Enter Google Cloud Logging
If you've used AWS CloudWatch, consider Google Cloud Logging as its GCP Counterpart, it's a great service to store all kinds of logs, structured and unstructured, ranging from Infra level logs to deployment logs to application event logs.
It retains those logs for 90 days in your storage bucket free of charge and provides us with the ability to transfer/route certain records using Log Routers to preferred destinations, it could be a Cloud Function using which you can perform actions, it could be a data warehouse where you want to store logs for a period of longer than 90 days, or anything you can imagine. Your imagination is the limit here.
We can use Google Cloud Logging as an entry point to log entries for our user action logs using its extensive SDKs.
Sending Logs to Google Cloud Logging from your Application
If you've been logging user events for some time in your application, you would usually have a standard track
function which you would invoke something like this:
function createEntity () {
... Do the action
// track( eventName, properties );
track(ENTITY_CREATED, { ...user-specific information });
}
The endpoint for this track function could be multiple things, it could be sending events to an event pipeline via Segment, it could be tracking events to a service like Google Analytics, or in case you store user action logs, it would be sending data to your backend where you store the information to your database.
All that we have to do at that point is use Google Cloud logging's SDKs and add structured logs for the actions we need.
I've used the Google Cloud Logging Node.js SDK for this purpose.
const { Logging } = require("@google-cloud/logging");
const logging = new Logging({
projectId,
credentials: yourGCPServiceAccountWithAccessToLogging,
});
const logger = logging.log(logName); // Think of logName as a folder in which logs are to be stored.

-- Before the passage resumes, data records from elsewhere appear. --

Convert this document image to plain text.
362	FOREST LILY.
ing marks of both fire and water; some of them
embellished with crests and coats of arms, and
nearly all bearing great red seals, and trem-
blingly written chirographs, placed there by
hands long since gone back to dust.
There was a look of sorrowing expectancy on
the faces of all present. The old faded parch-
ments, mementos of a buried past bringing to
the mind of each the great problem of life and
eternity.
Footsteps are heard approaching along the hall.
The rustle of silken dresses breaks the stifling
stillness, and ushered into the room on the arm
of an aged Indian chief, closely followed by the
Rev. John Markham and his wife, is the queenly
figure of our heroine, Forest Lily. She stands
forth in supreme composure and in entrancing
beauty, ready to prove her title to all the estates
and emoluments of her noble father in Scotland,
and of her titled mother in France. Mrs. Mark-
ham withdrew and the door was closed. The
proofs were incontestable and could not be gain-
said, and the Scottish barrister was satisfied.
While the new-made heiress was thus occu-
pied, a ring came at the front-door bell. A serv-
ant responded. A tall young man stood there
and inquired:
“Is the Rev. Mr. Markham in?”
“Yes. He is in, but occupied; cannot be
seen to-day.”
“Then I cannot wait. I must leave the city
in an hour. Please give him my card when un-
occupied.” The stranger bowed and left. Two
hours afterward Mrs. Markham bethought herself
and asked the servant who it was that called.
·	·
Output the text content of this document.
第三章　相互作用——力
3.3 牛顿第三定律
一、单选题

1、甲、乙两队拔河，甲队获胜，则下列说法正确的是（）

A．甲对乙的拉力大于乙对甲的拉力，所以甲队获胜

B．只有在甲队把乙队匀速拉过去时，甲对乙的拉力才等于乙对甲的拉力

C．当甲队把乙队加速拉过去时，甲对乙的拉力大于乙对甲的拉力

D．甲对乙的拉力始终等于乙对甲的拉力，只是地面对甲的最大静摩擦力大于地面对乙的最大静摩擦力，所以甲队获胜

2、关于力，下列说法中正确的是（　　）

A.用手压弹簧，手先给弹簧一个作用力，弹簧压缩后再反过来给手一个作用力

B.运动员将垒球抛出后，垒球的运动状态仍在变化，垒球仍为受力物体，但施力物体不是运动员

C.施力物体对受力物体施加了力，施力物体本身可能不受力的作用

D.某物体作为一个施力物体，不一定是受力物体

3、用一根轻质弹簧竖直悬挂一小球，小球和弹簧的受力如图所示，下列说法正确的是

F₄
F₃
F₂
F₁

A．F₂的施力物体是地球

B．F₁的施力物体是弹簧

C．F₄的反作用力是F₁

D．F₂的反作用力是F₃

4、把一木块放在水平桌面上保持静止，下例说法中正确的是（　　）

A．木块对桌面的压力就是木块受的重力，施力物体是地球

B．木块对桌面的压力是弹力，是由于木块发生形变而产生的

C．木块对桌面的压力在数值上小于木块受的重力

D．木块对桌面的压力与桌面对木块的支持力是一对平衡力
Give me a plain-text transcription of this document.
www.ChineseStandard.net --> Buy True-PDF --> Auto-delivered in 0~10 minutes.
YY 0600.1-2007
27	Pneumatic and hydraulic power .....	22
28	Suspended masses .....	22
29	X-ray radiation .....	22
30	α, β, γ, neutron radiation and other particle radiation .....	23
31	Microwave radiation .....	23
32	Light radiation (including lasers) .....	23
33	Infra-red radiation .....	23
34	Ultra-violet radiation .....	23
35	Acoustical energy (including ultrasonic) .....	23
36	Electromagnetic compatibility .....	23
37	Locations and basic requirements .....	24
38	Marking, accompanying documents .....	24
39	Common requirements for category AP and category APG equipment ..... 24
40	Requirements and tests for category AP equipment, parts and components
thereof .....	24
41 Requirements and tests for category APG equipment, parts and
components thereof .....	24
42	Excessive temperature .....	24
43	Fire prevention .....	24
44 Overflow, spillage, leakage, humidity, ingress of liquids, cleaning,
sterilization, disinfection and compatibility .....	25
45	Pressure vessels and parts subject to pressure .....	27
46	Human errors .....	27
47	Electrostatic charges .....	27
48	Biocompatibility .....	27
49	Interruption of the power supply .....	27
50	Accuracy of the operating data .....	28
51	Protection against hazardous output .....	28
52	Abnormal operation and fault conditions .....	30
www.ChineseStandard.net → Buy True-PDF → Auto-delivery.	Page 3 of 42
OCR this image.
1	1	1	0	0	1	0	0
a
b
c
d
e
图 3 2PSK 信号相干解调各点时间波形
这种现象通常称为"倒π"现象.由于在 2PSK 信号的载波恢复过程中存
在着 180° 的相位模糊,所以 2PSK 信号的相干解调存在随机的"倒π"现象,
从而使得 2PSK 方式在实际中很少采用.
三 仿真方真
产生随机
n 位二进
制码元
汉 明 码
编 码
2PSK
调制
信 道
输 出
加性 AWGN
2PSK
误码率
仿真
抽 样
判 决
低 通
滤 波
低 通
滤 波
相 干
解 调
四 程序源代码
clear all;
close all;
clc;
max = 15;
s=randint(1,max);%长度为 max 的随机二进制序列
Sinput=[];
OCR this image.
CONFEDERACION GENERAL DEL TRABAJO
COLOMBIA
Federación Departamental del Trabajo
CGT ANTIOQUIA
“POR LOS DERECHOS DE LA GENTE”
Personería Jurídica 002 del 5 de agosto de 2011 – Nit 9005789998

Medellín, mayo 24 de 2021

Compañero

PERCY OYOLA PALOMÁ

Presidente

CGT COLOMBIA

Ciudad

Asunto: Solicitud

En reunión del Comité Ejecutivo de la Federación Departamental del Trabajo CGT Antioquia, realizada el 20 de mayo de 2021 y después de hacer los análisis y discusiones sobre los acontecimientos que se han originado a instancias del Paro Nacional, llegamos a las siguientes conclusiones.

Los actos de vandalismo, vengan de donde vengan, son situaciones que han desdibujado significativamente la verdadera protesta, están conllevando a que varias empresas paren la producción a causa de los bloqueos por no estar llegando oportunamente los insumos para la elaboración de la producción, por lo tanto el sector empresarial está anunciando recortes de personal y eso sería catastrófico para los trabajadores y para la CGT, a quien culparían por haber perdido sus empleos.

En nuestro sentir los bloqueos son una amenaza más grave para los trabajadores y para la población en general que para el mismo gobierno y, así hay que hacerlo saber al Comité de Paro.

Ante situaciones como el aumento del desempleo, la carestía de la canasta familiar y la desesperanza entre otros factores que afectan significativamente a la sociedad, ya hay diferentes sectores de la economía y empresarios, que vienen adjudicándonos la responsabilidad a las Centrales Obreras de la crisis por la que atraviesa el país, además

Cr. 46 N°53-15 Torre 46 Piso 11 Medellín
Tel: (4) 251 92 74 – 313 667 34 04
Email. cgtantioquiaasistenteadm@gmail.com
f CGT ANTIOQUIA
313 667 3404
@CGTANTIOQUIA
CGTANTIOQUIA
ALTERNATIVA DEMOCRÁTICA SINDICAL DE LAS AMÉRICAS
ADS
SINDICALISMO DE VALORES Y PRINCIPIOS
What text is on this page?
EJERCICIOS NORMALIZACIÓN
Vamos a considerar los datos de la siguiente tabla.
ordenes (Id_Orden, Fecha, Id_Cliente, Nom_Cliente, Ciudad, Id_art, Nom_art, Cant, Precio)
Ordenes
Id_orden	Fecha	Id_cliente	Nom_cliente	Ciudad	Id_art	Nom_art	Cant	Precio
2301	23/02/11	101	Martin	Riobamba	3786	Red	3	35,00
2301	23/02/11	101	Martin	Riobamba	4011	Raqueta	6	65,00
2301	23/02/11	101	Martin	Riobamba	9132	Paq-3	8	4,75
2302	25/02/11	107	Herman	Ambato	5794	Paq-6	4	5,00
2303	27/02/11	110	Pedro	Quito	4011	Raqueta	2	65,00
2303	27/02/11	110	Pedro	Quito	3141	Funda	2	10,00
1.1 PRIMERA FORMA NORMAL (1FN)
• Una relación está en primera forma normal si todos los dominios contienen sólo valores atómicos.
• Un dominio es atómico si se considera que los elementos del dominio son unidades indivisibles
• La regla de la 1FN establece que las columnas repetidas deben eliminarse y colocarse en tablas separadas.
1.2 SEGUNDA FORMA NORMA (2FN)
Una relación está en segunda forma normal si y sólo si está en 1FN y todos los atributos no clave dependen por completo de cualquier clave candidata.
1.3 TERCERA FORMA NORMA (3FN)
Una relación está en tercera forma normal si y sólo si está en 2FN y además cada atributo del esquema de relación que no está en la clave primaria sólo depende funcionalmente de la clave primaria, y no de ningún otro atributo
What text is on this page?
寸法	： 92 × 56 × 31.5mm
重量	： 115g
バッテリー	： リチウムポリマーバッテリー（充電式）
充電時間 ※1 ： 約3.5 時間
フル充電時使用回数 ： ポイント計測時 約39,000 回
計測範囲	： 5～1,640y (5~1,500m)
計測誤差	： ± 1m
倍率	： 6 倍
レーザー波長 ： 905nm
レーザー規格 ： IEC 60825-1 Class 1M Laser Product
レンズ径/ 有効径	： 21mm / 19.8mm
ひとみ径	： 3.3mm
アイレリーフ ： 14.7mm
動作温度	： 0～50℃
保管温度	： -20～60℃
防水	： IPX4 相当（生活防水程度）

const logEntry = logger.entry(
{ resource: { type: "global" } },
{
...your event information,
isAppUserEventLog: true,
}
);
logger.write(logEntry);
Some references for using Cloud Logging:
- @google-cloud/logging Node.js SDK
- Structured Logging
Transporting Selective Logs to BigQuery
We need to set up the Cloud Logging console to forward logs to a BigQuery dataset. To do so, navigate to your project in Google Cloud Console and further navigate to Cloud Logging.
From the left navigation, navigate to Logging and then to Logs Router. Click on "Create Sink".
Provide a lowercase sink name, and proceed to the Sink Destination step. In "Select Sink Service", select "BigQuery dataset", and choose the dataset you want to transfer the logs to or create a new one from the options.
The next step would be to specify the kinds of logs, from the plethora of log types Cloud Logging has, that need to be forwarded to BigQuery:
Inclusion Filters
severity = "INFO" AND
resource.type = "cloud_function" AND
jsonPayload.isAppUserEventLog = true
or if you're not using Cloud Functions, it will simply be
severity = "INFO" AND
jsonPayload.isAppUserEventLog = true
Retrieving Logs For Your Application
BigQuery is completely interoperable with SQL Queries, so you can use SQL Queries to retrieve data for your application or use the BigQuery APIs.
I prefer the Google Cloud BigQuery Node.js SDK for getting the data I need for my application.
Sample BigQuery Query for data from a table
Interoperability
This pattern of application event logging is common and works similarly for stacks in AWS (CloudWatch to AWS RedShift) as well.